Valnar hesitated. "Well, not exactly. I'm always able to find out where I am, but I can't find my own time. Right now, for instance, figuring from the Birth of Christ as many of the people I've met do, I should be in the year 1974. Is that right?"

"Nineteen seventy-three," Barlow corrected.

The man named Valnar seemed shocked. "Another error," he murmured. "If I don't do better than that, I'm going to find myself out in space, freezing to death."

"I thought you said you were time-traveling," Barlow questioned.

"Certainly," said Valnar. "But traveling in time requires considerable knowledge of astronomy. Both the Earth and the Sun move in space. If I were to travel twenty-four hours into the future, without moving in space, I'd find myself out in the void. But luckily the earth seems to exert an attraction which compensates for numerous errors, though it upsets my calculations concerning the time."

"What time are you from?"

"1974."

"That's next year! That means there are two of you in the world now—that is impossible!"

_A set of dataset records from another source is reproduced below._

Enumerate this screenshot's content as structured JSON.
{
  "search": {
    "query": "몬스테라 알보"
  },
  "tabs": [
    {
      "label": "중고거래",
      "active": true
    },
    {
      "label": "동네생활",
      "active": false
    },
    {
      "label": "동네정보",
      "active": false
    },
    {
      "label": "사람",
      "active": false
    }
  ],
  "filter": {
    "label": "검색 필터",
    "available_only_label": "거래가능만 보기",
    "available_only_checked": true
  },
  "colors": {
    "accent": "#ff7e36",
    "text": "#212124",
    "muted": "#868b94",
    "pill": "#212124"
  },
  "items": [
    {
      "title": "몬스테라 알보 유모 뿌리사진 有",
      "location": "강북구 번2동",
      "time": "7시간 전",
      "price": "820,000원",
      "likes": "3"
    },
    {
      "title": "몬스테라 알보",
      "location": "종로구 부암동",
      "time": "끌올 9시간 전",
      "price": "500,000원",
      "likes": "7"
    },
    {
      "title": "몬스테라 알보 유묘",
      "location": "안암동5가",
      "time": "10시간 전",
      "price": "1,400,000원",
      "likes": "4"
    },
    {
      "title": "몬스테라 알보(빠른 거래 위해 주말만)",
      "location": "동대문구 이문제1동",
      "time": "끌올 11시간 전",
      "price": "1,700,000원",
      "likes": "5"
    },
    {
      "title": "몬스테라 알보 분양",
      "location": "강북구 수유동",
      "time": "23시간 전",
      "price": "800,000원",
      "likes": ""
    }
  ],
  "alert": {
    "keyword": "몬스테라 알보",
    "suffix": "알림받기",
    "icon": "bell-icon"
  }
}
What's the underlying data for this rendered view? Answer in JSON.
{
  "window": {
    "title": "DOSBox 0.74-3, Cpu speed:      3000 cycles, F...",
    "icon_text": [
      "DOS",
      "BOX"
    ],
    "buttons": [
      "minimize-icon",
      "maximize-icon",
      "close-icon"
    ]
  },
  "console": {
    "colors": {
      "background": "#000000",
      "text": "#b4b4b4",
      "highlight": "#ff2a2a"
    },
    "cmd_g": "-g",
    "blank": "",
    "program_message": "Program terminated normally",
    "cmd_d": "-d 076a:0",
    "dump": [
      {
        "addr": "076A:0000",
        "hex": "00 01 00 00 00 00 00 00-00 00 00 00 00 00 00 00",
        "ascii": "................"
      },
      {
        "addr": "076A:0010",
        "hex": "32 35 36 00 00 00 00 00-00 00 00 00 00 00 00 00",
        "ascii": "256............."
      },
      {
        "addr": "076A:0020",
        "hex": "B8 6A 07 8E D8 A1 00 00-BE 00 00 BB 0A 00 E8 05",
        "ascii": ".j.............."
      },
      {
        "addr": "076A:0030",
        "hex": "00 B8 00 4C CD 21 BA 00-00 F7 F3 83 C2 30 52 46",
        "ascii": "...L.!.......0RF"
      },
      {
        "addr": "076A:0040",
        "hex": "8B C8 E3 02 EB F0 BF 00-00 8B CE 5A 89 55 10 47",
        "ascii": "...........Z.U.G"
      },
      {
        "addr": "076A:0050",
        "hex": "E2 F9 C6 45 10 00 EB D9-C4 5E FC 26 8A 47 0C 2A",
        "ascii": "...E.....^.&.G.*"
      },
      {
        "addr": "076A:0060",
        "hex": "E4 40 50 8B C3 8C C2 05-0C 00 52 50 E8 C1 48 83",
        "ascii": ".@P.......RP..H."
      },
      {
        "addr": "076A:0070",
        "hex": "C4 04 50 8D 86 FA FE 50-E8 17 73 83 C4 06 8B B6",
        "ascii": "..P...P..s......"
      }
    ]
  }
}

"No," Valnar disagreed impatiently. "I told you this wasn't my time—maybe I should say, space-time continuum. Time is like a tree with a lot of branches—too damn many of them. In my own time, we calculate that dimension from the Year of the Subsidence. I slid down my branch of that space-time continuum, and now I can't find it again. My people are the descendants of an Atlantean colony established in what you call Florida, but evidently that colony had few chances for survival—perhaps only one. That would make it a single small branch and difficult to find—which it is," he concluded feelingly.